Do "convivial tools" require being able to install and (re)run research software fully automatically?
You are right that Python is not the right language choice, but I've revisited published work from the 1970s in Algol, and manually converted it to build on it. I think that's both moral and Open Science.
@Guillawme, while popular projects have many more users than devs, that's only when devs want to develop popular projects. Few researchers share that goal, with its complexities.
@dalke For me, conviviality is a topic mostly separate from reproducibility. You want conviviality short-term, reproducibility long-term. Ideally you want both, but with today's state of the art that's difficult.
Revisiting published work from the 1970s is great! But probably you could do it only because of the smaller scale of the 1970s.
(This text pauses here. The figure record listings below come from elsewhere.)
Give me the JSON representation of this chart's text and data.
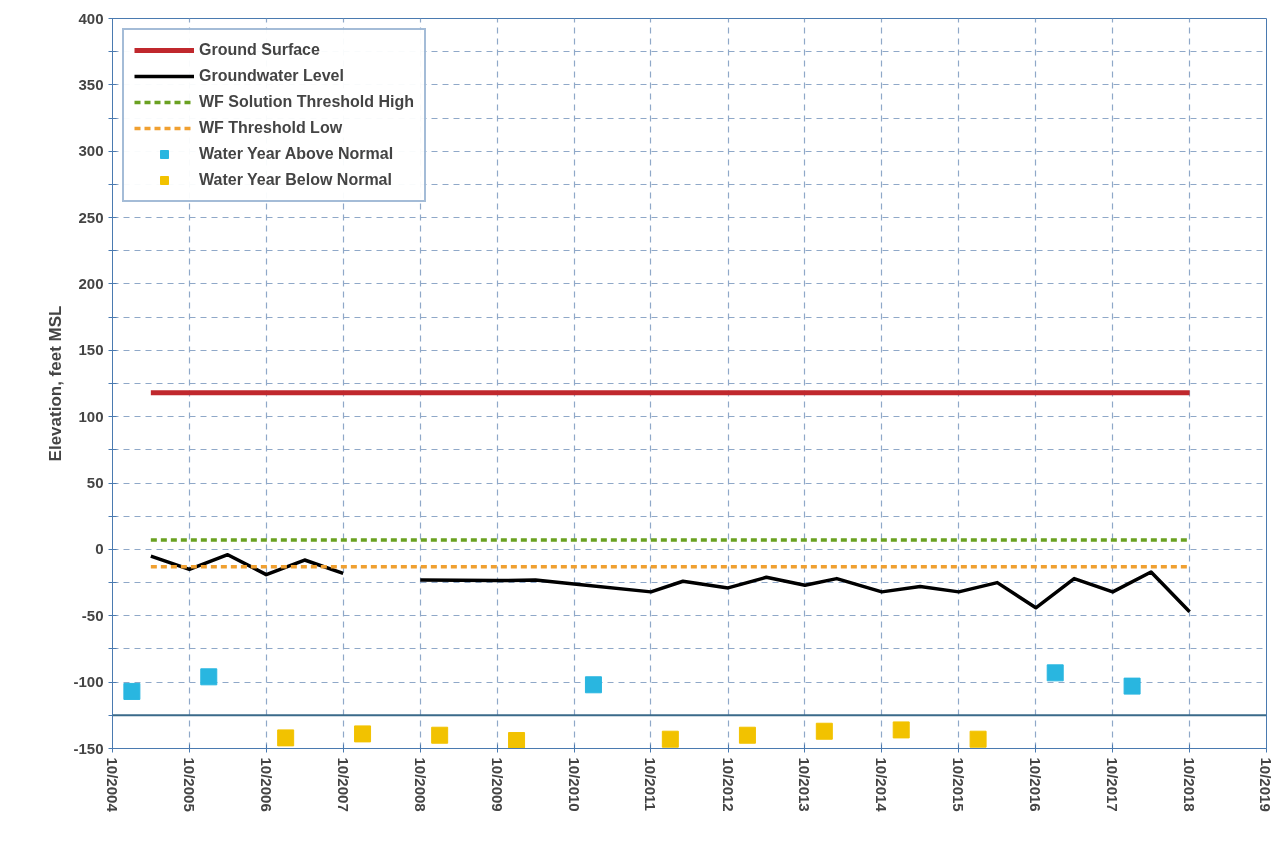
{
  "chart_data": {
    "type": "line",
    "ylabel": "Elevation, feet MSL",
    "xlim": [
      "2004-10",
      "2019-10"
    ],
    "xticks": [
      {
        "value": "2004-10",
        "label": "10/2004"
      },
      {
        "value": "2005-10",
        "label": "10/2005"
      },
      {
        "value": "2006-10",
        "label": "10/2006"
      },
      {
        "value": "2007-10",
        "label": "10/2007"
      },
      {
        "value": "2008-10",
        "label": "10/2008"
      },
      {
        "value": "2009-10",
        "label": "10/2009"
      },
      {
        "value": "2010-10",
        "label": "10/2010"
      },
      {
        "value": "2011-10",
        "label": "10/2011"
      },
      {
        "value": "2012-10",
        "label": "10/2012"
      },
      {
        "value": "2013-10",
        "label": "10/2013"
      },
      {
        "value": "2014-10",
        "label": "10/2014"
      },
      {
        "value": "2015-10",
        "label": "10/2015"
      },
      {
        "value": "2016-10",
        "label": "10/2016"
      },
      {
        "value": "2017-10",
        "label": "10/2017"
      },
      {
        "value": "2018-10",
        "label": "10/2018"
      },
      {
        "value": "2019-10",
        "label": "10/2019"
      }
    ],
    "ylim": [
      -150,
      400
    ],
    "yticks": [
      -150,
      {
        "value": -125,
        "label": null
      },
      -100,
      {
        "value": -75,
        "label": null
      },
      -50,
      {
        "value": -25,
        "label": null
      },
      0,
      {
        "value": 25,
        "label": null
      },
      50,
      {
        "value": 75,
        "label": null
      },
      100,
      {
        "value": 125,
        "label": null
      },
      150,
      {
        "value": 175,
        "label": null
      },
      200,
      {
        "value": 225,
        "label": null
      },
      250,
      {
        "value": 275,
        "label": null
      },
      300,
      {
        "value": 325,
        "label": null
      },
      350,
      {
        "value": 375,
        "label": null
      },
      400
    ],
    "grid": true,
    "legend": "top left",
    "ref_lines": [
      {
        "axis": "y",
        "value": -125,
        "label": null,
        "color": "#3a6a8a",
        "line_style": "solid"
      }
    ],
    "series": [
      {
        "name": "Ground Surface",
        "color": "#c0282d",
        "line_style": "solid",
        "x": [
          "2005-04",
          "2018-10"
        ],
        "values": [
          118,
          118
        ]
      },
      {
        "name": "Groundwater Level",
        "color": "#000000",
        "line_style": "solid",
        "x": [
          "2005-04",
          "2005-10",
          "2006-04",
          "2006-10",
          "2007-04",
          "2007-10",
          "2008-04",
          "2008-10",
          "2009-10",
          "2010-04",
          "2010-10",
          "2011-10",
          "2012-03",
          "2012-10",
          "2013-04",
          "2013-10",
          "2014-03",
          "2014-10",
          "2015-04",
          "2015-10",
          "2016-04",
          "2016-10",
          "2017-04",
          "2017-10",
          "2018-04",
          "2018-10"
        ],
        "values": [
          -5,
          -15,
          -4,
          -19,
          -8,
          -18,
          null,
          -23,
          -23.5,
          -23,
          -26,
          -32,
          -24,
          -29,
          -21,
          -27,
          -22,
          -32,
          -28,
          -32,
          -25,
          -44,
          -22,
          -32,
          -17,
          -47
        ]
      },
      {
        "name": "WF Solution Threshold High",
        "color": "#6aa121",
        "line_style": "dashed",
        "x": [
          "2005-04",
          "2018-10"
        ],
        "values": [
          7,
          7
        ]
      },
      {
        "name": "WF Threshold Low",
        "color": "#f0a030",
        "line_style": "dashed",
        "x": [
          "2005-04",
          "2018-10"
        ],
        "values": [
          -13,
          -13
        ]
      },
      {
        "name": "Water Year Above Normal",
        "type": "scatter",
        "marker": "square",
        "color": "#29b6e0",
        "x": [
          "2005-01",
          "2006-01",
          "2011-01",
          "2017-01",
          "2018-01"
        ],
        "values": [
          -107,
          -96,
          -102,
          -93,
          -103
        ]
      },
      {
        "name": "Water Year Below Normal",
        "type": "scatter",
        "marker": "square",
        "color": "#f2c200",
        "x": [
          "2007-01",
          "2008-01",
          "2009-01",
          "2010-01",
          "2012-01",
          "2013-01",
          "2014-01",
          "2015-01",
          "2016-01"
        ],
        "values": [
          -142,
          -139,
          -140,
          -144,
          -143,
          -140,
          -137,
          -136,
          -143
        ]
      }
    ]
  }
}
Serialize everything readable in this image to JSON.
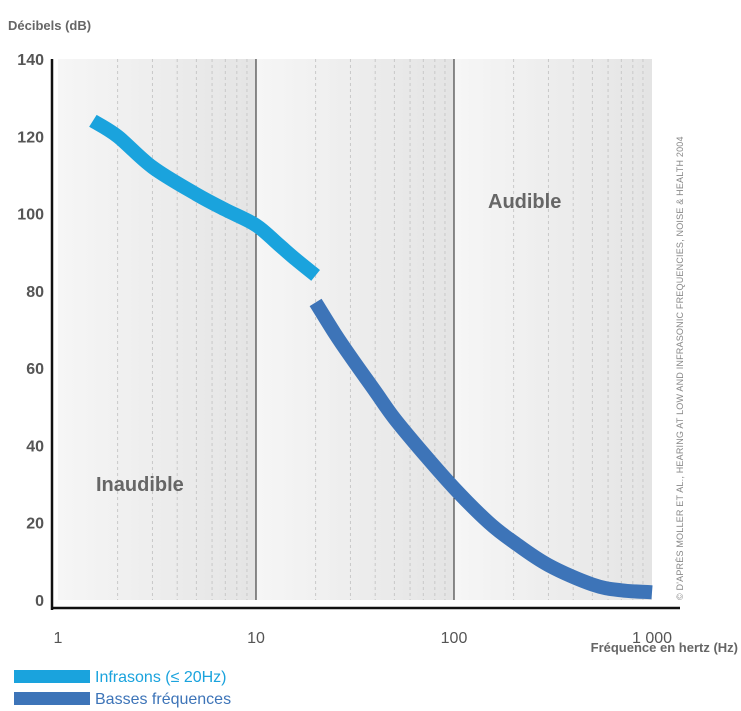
{
  "chart_data": {
    "type": "line",
    "ylabel": "Décibels (dB)",
    "xlabel": "Fréquence en hertz (Hz)",
    "x_scale": "log",
    "xlim": [
      1,
      1000
    ],
    "ylim": [
      0,
      140
    ],
    "x_ticks": [
      {
        "value": 1,
        "label": "1"
      },
      {
        "value": 10,
        "label": "10"
      },
      {
        "value": 100,
        "label": "100"
      },
      {
        "value": 1000,
        "label": "1 000"
      }
    ],
    "y_ticks": [
      {
        "value": 0,
        "label": "0"
      },
      {
        "value": 20,
        "label": "20"
      },
      {
        "value": 40,
        "label": "40"
      },
      {
        "value": 60,
        "label": "60"
      },
      {
        "value": 80,
        "label": "80"
      },
      {
        "value": 100,
        "label": "100"
      },
      {
        "value": 120,
        "label": "120"
      },
      {
        "value": 140,
        "label": "140"
      }
    ],
    "region_labels": {
      "inaudible": "Inaudible",
      "audible": "Audible"
    },
    "credit": "© D'APRÈS MOLLER ET AL., HEARING AT LOW AND INFRASONIC FREQUENCIES, NOISE & HEALTH 2004",
    "series": [
      {
        "name": "Infrasons (≤ 20Hz)",
        "color": "#1aa3dd",
        "points": [
          [
            1.5,
            124
          ],
          [
            2,
            120
          ],
          [
            3,
            112
          ],
          [
            5,
            105
          ],
          [
            7,
            101
          ],
          [
            10,
            97
          ],
          [
            13,
            92
          ],
          [
            16,
            88
          ],
          [
            20,
            84
          ]
        ]
      },
      {
        "name": "Basses fréquences",
        "color": "#3d74b8",
        "points": [
          [
            20,
            77
          ],
          [
            25,
            69
          ],
          [
            30,
            63
          ],
          [
            40,
            54
          ],
          [
            50,
            47
          ],
          [
            70,
            38
          ],
          [
            100,
            29
          ],
          [
            150,
            20
          ],
          [
            200,
            15
          ],
          [
            300,
            9
          ],
          [
            500,
            4
          ],
          [
            700,
            2.5
          ],
          [
            1000,
            2
          ]
        ]
      }
    ],
    "grid": true,
    "legend_position": "bottom-left"
  }
}
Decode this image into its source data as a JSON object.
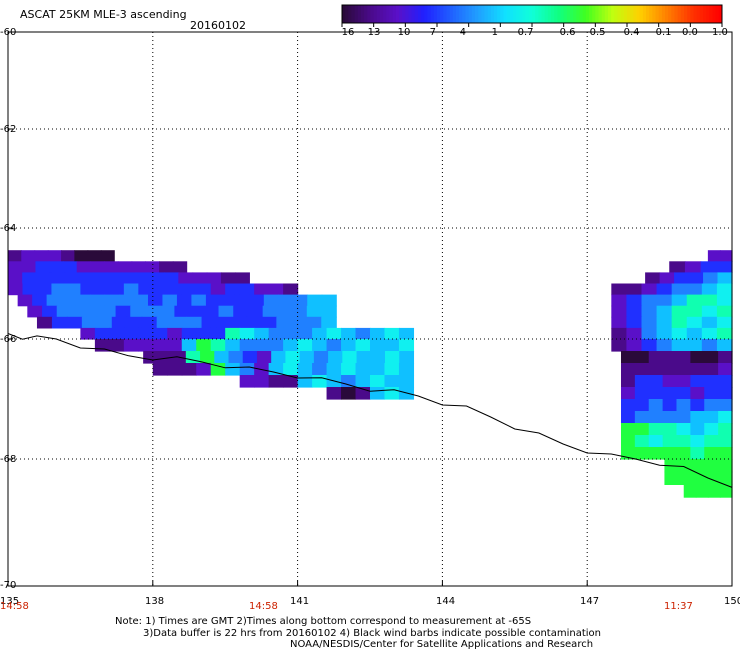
{
  "header": {
    "title": "ASCAT 25KM MLE-3 ascending",
    "date": "20160102"
  },
  "colorbar": {
    "labels": [
      "-16",
      "-13",
      "-10",
      "-7",
      "-4",
      "-1",
      "-0.7",
      "-0.6",
      "-0.5",
      "-0.4",
      "-0.1",
      "0.0",
      "1.0"
    ],
    "colors": [
      "#2a0a3a",
      "#4a0a8a",
      "#5a10c8",
      "#2020ff",
      "#2060ff",
      "#20a0ff",
      "#10e0ff",
      "#10ffd8",
      "#10ff80",
      "#40ff20",
      "#c0ff10",
      "#ffd000",
      "#ff8000",
      "#ff3000",
      "#ff0000"
    ]
  },
  "axes": {
    "y_labels": [
      "-60",
      "-62",
      "-64",
      "-66",
      "-68",
      "-70"
    ],
    "x_labels": [
      "135",
      "138",
      "141",
      "144",
      "147",
      "150"
    ],
    "times": [
      "14:58",
      "14:58",
      "11:37"
    ]
  },
  "notes": {
    "line1": "Note: 1) Times are GMT 2)Times along bottom correspond to measurement at -65S",
    "line2": "3)Data buffer is 22 hrs from 20160102 4) Black wind barbs indicate possible contamination",
    "line3": "NOAA/NESDIS/Center for Satellite Applications and Research"
  },
  "map_data": {
    "lon_range": [
      135,
      150
    ],
    "lat_range": [
      -70,
      -60
    ],
    "coastline_lonlat": [
      [
        135.0,
        -65.9
      ],
      [
        135.3,
        -65.95
      ],
      [
        135.6,
        -65.98
      ],
      [
        136.0,
        -66.0
      ],
      [
        136.5,
        -66.1
      ],
      [
        137.0,
        -66.2
      ],
      [
        137.5,
        -66.28
      ],
      [
        138.0,
        -66.3
      ],
      [
        138.5,
        -66.33
      ],
      [
        139.0,
        -66.38
      ],
      [
        139.5,
        -66.43
      ],
      [
        140.0,
        -66.5
      ],
      [
        140.5,
        -66.55
      ],
      [
        141.0,
        -66.6
      ],
      [
        141.5,
        -66.68
      ],
      [
        142.0,
        -66.75
      ],
      [
        142.5,
        -66.82
      ],
      [
        143.0,
        -66.88
      ],
      [
        143.5,
        -66.95
      ],
      [
        144.0,
        -67.05
      ],
      [
        144.5,
        -67.15
      ],
      [
        145.0,
        -67.3
      ],
      [
        145.5,
        -67.45
      ],
      [
        146.0,
        -67.6
      ],
      [
        146.5,
        -67.75
      ],
      [
        147.0,
        -67.85
      ],
      [
        147.5,
        -67.95
      ],
      [
        148.0,
        -68.0
      ],
      [
        148.5,
        -68.05
      ],
      [
        149.0,
        -68.15
      ],
      [
        149.5,
        -68.3
      ],
      [
        150.0,
        -68.4
      ]
    ],
    "swaths": [
      {
        "name": "west",
        "rows": [
          {
            "lat": -64.5,
            "lon": [
              135.0,
              137.2
            ],
            "vals": [
              -12,
              -10,
              -9,
              -10,
              -12,
              -15,
              -14,
              -14
            ]
          },
          {
            "lat": -64.7,
            "lon": [
              135.0,
              138.7
            ],
            "vals": [
              -10,
              -8,
              -7,
              -6,
              -7,
              -9,
              -8,
              -9,
              -10,
              -9,
              -8,
              -12,
              -13
            ]
          },
          {
            "lat": -64.9,
            "lon": [
              135.0,
              140.0
            ],
            "vals": [
              -9,
              -7,
              -6,
              -5,
              -5,
              -6,
              -7,
              -5,
              -6,
              -7,
              -6,
              -7,
              -8,
              -9,
              -10,
              -11,
              -12
            ]
          },
          {
            "lat": -65.1,
            "lon": [
              135.0,
              141.0
            ],
            "vals": [
              -8,
              -6,
              -5,
              -4,
              -4,
              -5,
              -6,
              -5,
              -4,
              -5,
              -6,
              -5,
              -6,
              -7,
              -8,
              -7,
              -6,
              -9,
              -10,
              -11
            ]
          },
          {
            "lat": -65.3,
            "lon": [
              135.2,
              141.8
            ],
            "vals": [
              -9,
              -5,
              -4,
              -4,
              -3,
              -4,
              -4,
              -3,
              -4,
              -5,
              -4,
              -5,
              -4,
              -6,
              -7,
              -6,
              -5,
              -4,
              -3,
              -2,
              -1,
              -1
            ]
          },
          {
            "lat": -65.5,
            "lon": [
              135.4,
              141.8
            ],
            "vals": [
              -10,
              -6,
              -4,
              -3,
              -3,
              -4,
              -5,
              -4,
              -3,
              -4,
              -5,
              -6,
              -5,
              -4,
              -6,
              -5,
              -4,
              -3,
              -2,
              -1,
              -1
            ]
          },
          {
            "lat": -65.7,
            "lon": [
              135.6,
              141.8
            ],
            "vals": [
              -11,
              -7,
              -5,
              -4,
              -4,
              -5,
              -6,
              -5,
              -4,
              -3,
              -4,
              -5,
              -6,
              -7,
              -6,
              -5,
              -4,
              -3,
              -2,
              -1
            ]
          },
          {
            "lat": -65.9,
            "lon": [
              136.5,
              143.4
            ],
            "vals": [
              -9,
              -7,
              -6,
              -5,
              -6,
              -7,
              -8,
              -7,
              -6,
              -5,
              -0.6,
              -0.7,
              -1,
              -2,
              -3,
              -2,
              -1,
              -0.7,
              -1,
              -2,
              -1,
              -0.7,
              -1
            ]
          },
          {
            "lat": -66.1,
            "lon": [
              136.8,
              143.4
            ],
            "vals": [
              -11,
              -12,
              -10,
              -8,
              -9,
              -10,
              -1,
              -0.5,
              -0.6,
              -1,
              -2,
              -4,
              -3,
              -1,
              -0.7,
              -1,
              -2,
              -1,
              -0.7,
              -1,
              -1,
              -0.7
            ]
          },
          {
            "lat": -66.3,
            "lon": [
              137.8,
              143.4
            ],
            "vals": [
              -13,
              -12,
              -11,
              -0.6,
              -0.5,
              -1,
              -4,
              -7,
              -8,
              -1,
              -0.7,
              -1,
              -2,
              -1,
              -0.7,
              -1,
              -1,
              -0.7,
              -1
            ]
          },
          {
            "lat": -66.5,
            "lon": [
              138.0,
              143.4
            ],
            "vals": [
              -13,
              -12,
              -11,
              -9,
              -0.5,
              -1,
              -3,
              -9,
              -1,
              -0.7,
              -1,
              -2,
              -1,
              -0.7,
              -1,
              -1,
              -0.7,
              -1
            ]
          },
          {
            "lat": -66.7,
            "lon": [
              139.8,
              143.4
            ],
            "vals": [
              -10,
              -9,
              -12,
              -11,
              -1,
              -0.7,
              -1,
              -2,
              -1,
              -0.7,
              -1,
              -1
            ]
          },
          {
            "lat": -66.9,
            "lon": [
              141.6,
              143.4
            ],
            "vals": [
              -13,
              -14,
              -12,
              -1,
              -0.7,
              -1
            ]
          }
        ]
      },
      {
        "name": "east",
        "rows": [
          {
            "lat": -64.5,
            "lon": [
              149.5,
              150.0
            ],
            "vals": [
              -10,
              -8
            ]
          },
          {
            "lat": -64.7,
            "lon": [
              148.7,
              150.0
            ],
            "vals": [
              -13,
              -10,
              -7,
              -5
            ]
          },
          {
            "lat": -64.9,
            "lon": [
              148.2,
              150.0
            ],
            "vals": [
              -13,
              -10,
              -7,
              -5,
              -3,
              -1
            ]
          },
          {
            "lat": -65.1,
            "lon": [
              147.5,
              150.0
            ],
            "vals": [
              -12,
              -11,
              -9,
              -6,
              -4,
              -2,
              -1,
              -0.7
            ]
          },
          {
            "lat": -65.3,
            "lon": [
              147.5,
              150.0
            ],
            "vals": [
              -9,
              -6,
              -4,
              -2,
              -1,
              -0.6,
              -0.6,
              -0.7
            ]
          },
          {
            "lat": -65.5,
            "lon": [
              147.5,
              150.0
            ],
            "vals": [
              -9,
              -6,
              -4,
              -1,
              -0.6,
              -0.6,
              -0.7,
              -0.6
            ]
          },
          {
            "lat": -65.7,
            "lon": [
              147.5,
              150.0
            ],
            "vals": [
              -10,
              -7,
              -3,
              -1,
              -0.6,
              -0.7,
              -1,
              -0.7
            ]
          },
          {
            "lat": -65.9,
            "lon": [
              147.5,
              150.0
            ],
            "vals": [
              -11,
              -8,
              -4,
              -1,
              -0.7,
              -1,
              -0.7,
              -0.6
            ]
          },
          {
            "lat": -66.1,
            "lon": [
              147.5,
              150.0
            ],
            "vals": [
              -12,
              -9,
              -6,
              -3,
              -1,
              -1,
              -2,
              -1
            ]
          },
          {
            "lat": -66.3,
            "lon": [
              147.7,
              150.0
            ],
            "vals": [
              -15,
              -14,
              -13,
              -12,
              -13,
              -15,
              -14,
              -13
            ]
          },
          {
            "lat": -66.5,
            "lon": [
              147.7,
              150.0
            ],
            "vals": [
              -13,
              -12,
              -11,
              -12,
              -13,
              -12,
              -11,
              -10
            ]
          },
          {
            "lat": -66.7,
            "lon": [
              147.7,
              150.0
            ],
            "vals": [
              -11,
              -7,
              -6,
              -8,
              -10,
              -7,
              -5,
              -6
            ]
          },
          {
            "lat": -66.9,
            "lon": [
              147.7,
              150.0
            ],
            "vals": [
              -9,
              -7,
              -5,
              -6,
              -7,
              -8,
              -6,
              -5
            ]
          },
          {
            "lat": -67.1,
            "lon": [
              147.7,
              150.0
            ],
            "vals": [
              -7,
              -5,
              -4,
              -5,
              -4,
              -6,
              -4,
              -3
            ]
          },
          {
            "lat": -67.3,
            "lon": [
              147.7,
              150.0
            ],
            "vals": [
              -5,
              -4,
              -3,
              -4,
              -3,
              -1,
              -1,
              -0.7
            ]
          },
          {
            "lat": -67.5,
            "lon": [
              147.7,
              150.0
            ],
            "vals": [
              -0.5,
              -0.5,
              -0.6,
              -0.6,
              -0.7,
              -1,
              -0.7,
              -0.6
            ]
          },
          {
            "lat": -67.7,
            "lon": [
              147.7,
              150.0
            ],
            "vals": [
              -0.5,
              -0.6,
              -0.7,
              -0.6,
              -0.6,
              -0.7,
              -0.6,
              -0.6
            ]
          },
          {
            "lat": -67.9,
            "lon": [
              147.7,
              150.0
            ],
            "vals": [
              -0.5,
              -0.5,
              -0.5,
              -0.5,
              -0.5,
              -0.6,
              -0.5,
              -0.5
            ]
          },
          {
            "lat": -68.1,
            "lon": [
              148.6,
              150.0
            ],
            "vals": [
              -0.5,
              -0.5,
              -0.5,
              -0.5,
              -0.5
            ]
          },
          {
            "lat": -68.3,
            "lon": [
              148.6,
              150.0
            ],
            "vals": [
              -0.5,
              -0.5,
              -0.5,
              -0.5,
              -0.5
            ]
          },
          {
            "lat": -68.5,
            "lon": [
              149.0,
              150.0
            ],
            "vals": [
              -0.5,
              -0.5,
              -0.5,
              -0.5
            ]
          }
        ]
      }
    ]
  }
}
Today's computational science involves more and more complex code and data.
Are we still using "reproducibility" for both the ability to re-run the code exactly (eg in a container) and to verify correctness (perhaps w/ manual steps) ? That's always bugged me, in the free=gratis/libre way.
The computational research I do has few dependencies, but I know what you mean.
On the other hand, if you do need a bigger and deeper stack, isn't that saying 'individual researchers and small teams' simply need more professionalization than we did in the 1990s?
@dalke Jargon still hasn't fully stabilized, but the dominant usage is "reproducibility" for the former and "replicability" for the latter.
Software stacks have definitely grown, but I am not convinced that this is/was necessary. My theory is that professionalization was the cause, not the effect. "We need to program like the pros" is something I have heard more and more often over the years.